Let the edges of metal cubes be a₁, a₂ and a₃

And it is given that ratio of edges is 3:4:5

So, let a₁ = 3x, a₂ = 4x and a₃ = 5x

Volume of cube with edge a₁ = v₁ = (a₁)³

⇒v₁ = (3x)³

∴ v₁ = 27x³ cm³→eqn1

Similarly

Volume of cube with edge a₂ = v₂ = (a₂)³

⇒v₂ = (4x)³

∴ v₂ = 64x³ cm³→eqn2

Volume of cube with edge a₃ = v₃ = (a₃)³

⇒v₃ = (5x)³

∴ v₃ = 125x³ cm³→eqn3

Now let the volume of resulting cube be ‘V’ cm³

So, V = v₁ + v₂ + v₃

⇒ V = 27x³ + 64x³ + 125x³ (from eqn1, eqn2 and eqn3)

∴ V = 216x³ cm³→eqn4

It is given that the diagonal of the resulting cube is 12√3 cm

Let the edge of resulting cube be ‘a’ cm

Consider ΔBCD, ∠BDC = 90°

BD = CD = a cm (as they are the edges of cube)

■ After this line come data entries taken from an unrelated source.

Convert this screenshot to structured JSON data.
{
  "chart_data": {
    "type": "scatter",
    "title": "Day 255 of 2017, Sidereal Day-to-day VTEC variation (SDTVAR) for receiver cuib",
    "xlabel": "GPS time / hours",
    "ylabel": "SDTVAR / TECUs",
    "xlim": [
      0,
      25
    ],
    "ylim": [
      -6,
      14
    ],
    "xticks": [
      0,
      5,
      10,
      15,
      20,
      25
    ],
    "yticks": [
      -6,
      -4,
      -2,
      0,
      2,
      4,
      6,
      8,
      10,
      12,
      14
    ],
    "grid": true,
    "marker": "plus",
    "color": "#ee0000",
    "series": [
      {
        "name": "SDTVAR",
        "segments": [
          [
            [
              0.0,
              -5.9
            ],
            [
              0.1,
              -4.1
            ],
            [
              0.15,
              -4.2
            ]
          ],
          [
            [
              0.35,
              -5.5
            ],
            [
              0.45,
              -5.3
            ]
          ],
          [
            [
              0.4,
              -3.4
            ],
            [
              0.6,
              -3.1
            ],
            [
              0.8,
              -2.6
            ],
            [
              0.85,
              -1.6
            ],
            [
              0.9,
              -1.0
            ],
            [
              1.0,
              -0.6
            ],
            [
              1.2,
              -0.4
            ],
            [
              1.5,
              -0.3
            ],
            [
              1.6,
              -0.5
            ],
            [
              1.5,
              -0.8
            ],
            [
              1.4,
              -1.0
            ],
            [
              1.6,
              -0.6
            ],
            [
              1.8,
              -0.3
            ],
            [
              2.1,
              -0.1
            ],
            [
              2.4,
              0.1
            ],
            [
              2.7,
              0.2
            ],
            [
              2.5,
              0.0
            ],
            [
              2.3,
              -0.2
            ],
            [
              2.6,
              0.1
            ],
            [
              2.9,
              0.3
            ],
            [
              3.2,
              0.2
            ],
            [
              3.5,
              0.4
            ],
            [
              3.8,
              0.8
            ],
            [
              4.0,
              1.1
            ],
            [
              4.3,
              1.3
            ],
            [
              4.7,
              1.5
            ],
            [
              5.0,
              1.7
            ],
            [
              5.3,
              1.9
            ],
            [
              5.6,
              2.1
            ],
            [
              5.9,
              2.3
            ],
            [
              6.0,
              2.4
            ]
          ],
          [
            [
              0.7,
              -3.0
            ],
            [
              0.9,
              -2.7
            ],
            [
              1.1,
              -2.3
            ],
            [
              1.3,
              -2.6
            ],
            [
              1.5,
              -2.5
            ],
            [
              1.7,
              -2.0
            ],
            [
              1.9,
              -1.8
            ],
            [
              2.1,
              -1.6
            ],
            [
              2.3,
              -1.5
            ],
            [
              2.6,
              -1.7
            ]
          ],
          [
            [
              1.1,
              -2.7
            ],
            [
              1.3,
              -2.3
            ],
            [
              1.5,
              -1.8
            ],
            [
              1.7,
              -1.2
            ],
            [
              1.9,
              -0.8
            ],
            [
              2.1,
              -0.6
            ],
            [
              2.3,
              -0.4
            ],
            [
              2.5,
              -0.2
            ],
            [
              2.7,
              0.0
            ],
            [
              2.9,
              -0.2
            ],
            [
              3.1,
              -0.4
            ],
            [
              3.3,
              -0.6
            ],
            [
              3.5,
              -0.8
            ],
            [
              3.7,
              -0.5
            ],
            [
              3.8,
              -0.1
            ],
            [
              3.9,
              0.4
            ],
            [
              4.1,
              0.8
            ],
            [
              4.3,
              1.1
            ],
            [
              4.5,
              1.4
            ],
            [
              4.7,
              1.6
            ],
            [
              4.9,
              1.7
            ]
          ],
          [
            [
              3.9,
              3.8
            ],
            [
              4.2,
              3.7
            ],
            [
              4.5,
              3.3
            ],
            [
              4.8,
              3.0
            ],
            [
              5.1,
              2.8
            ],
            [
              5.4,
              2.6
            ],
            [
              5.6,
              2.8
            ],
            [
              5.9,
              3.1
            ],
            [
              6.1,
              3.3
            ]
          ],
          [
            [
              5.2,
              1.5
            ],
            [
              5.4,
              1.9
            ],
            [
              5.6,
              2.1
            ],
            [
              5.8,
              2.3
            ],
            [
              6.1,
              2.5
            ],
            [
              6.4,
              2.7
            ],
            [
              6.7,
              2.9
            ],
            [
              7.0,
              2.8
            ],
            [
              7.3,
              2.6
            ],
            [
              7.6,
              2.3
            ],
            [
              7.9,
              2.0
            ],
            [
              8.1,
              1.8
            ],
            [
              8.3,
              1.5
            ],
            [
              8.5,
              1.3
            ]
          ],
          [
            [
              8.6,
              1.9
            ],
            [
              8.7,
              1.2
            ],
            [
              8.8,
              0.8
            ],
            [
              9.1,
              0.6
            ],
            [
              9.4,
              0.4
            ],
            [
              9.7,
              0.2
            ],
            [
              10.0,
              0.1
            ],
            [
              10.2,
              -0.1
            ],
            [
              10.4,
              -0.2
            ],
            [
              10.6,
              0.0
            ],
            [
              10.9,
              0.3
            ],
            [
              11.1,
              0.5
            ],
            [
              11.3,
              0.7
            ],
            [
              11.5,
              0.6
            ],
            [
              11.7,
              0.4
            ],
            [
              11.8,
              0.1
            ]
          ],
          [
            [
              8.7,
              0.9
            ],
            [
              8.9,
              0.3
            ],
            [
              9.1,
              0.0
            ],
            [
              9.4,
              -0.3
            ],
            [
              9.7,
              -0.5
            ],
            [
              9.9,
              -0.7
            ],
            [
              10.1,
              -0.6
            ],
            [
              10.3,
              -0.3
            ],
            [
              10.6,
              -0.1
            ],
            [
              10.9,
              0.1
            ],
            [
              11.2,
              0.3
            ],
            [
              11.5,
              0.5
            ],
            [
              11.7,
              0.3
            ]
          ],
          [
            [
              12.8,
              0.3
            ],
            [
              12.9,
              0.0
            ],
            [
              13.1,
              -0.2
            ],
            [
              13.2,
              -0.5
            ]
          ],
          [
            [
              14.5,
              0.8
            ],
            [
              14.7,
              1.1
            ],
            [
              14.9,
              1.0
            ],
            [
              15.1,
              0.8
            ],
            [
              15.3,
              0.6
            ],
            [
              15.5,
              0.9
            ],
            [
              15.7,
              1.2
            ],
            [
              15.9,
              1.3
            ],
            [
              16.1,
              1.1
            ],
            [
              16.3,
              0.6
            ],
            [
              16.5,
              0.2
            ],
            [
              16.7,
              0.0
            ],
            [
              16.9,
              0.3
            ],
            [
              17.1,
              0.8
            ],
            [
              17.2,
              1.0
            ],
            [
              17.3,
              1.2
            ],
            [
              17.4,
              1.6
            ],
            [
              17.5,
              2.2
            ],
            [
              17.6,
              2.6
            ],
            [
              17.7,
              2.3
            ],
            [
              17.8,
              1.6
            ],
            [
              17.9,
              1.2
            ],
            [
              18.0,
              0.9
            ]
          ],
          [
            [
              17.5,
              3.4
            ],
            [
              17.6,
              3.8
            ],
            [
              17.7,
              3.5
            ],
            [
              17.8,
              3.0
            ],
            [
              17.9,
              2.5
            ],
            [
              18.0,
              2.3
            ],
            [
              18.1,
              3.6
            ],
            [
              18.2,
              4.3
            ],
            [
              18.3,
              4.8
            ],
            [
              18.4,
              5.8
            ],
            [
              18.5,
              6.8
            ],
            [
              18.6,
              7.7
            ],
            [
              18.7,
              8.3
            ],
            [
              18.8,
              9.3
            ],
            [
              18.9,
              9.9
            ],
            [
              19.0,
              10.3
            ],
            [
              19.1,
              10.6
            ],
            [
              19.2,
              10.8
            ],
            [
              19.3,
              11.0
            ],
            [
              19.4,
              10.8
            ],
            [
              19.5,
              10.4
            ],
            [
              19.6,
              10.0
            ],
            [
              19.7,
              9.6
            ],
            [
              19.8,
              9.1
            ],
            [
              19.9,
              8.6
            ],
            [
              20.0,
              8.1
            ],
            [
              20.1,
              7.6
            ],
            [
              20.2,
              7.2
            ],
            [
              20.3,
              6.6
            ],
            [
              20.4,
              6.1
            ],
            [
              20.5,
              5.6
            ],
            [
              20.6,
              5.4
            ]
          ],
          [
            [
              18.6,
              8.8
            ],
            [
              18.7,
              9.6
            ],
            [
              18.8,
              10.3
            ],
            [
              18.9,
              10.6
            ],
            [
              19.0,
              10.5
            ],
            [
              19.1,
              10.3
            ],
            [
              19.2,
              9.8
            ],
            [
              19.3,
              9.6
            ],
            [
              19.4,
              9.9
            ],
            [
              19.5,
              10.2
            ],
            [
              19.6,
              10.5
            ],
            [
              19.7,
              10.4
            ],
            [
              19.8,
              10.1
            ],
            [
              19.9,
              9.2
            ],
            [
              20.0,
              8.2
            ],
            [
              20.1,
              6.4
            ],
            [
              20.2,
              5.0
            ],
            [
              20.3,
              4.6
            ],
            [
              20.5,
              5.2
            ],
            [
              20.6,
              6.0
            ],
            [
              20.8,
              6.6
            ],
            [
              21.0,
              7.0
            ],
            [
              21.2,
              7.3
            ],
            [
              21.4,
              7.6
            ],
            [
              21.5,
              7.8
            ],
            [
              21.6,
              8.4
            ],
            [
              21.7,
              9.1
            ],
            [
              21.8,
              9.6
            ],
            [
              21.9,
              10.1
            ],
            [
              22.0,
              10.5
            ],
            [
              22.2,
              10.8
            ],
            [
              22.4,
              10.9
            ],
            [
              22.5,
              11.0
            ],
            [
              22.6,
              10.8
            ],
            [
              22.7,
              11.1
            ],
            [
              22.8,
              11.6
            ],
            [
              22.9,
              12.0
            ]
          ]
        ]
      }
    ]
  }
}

⇒ BC² = a² + a² (putting value of BD and CD)

⇒BC² = 2a²

⇒BC = √(2a²)

∴ BC = a√2 cm

Now consider ΔABC, ∠ABC = 90°

Here, AB = a cm and BC = a√2 cm and AC = 12√3 cm

⇒(12√3)² = a² + (a√2)² (putting values of AB, AC and BC)

⇒ 144 × 3 = a² + 2a²

⇒ 144 × 3 = 3a²

⇒ 144 = a²

⇒ a = √144

∴ a = 12 cm

So, volume of the resulting cube = V = a³

⇒ V = 12³ (putting value of a)

∴ V = 1728 cm³ –eqn5

Equate equation 4 and 5

⇒ 216x³ = 1728

⇒ x³ = 1728/216

⇒ x³ = 8

⇒ x = ∛8

∴ x = 2

So a₁ = 3x = 3 × 2

⇒ a₁ = 6 cm

Similarly a₂ = 4x = 4 × 2

∴ a₂ = 8 cm

Similarly a₃ = 5x = 5 × 2

∴ a₃ = 10 cm

The edges of three cubes are 6 cm, 8 cm and 10 cm.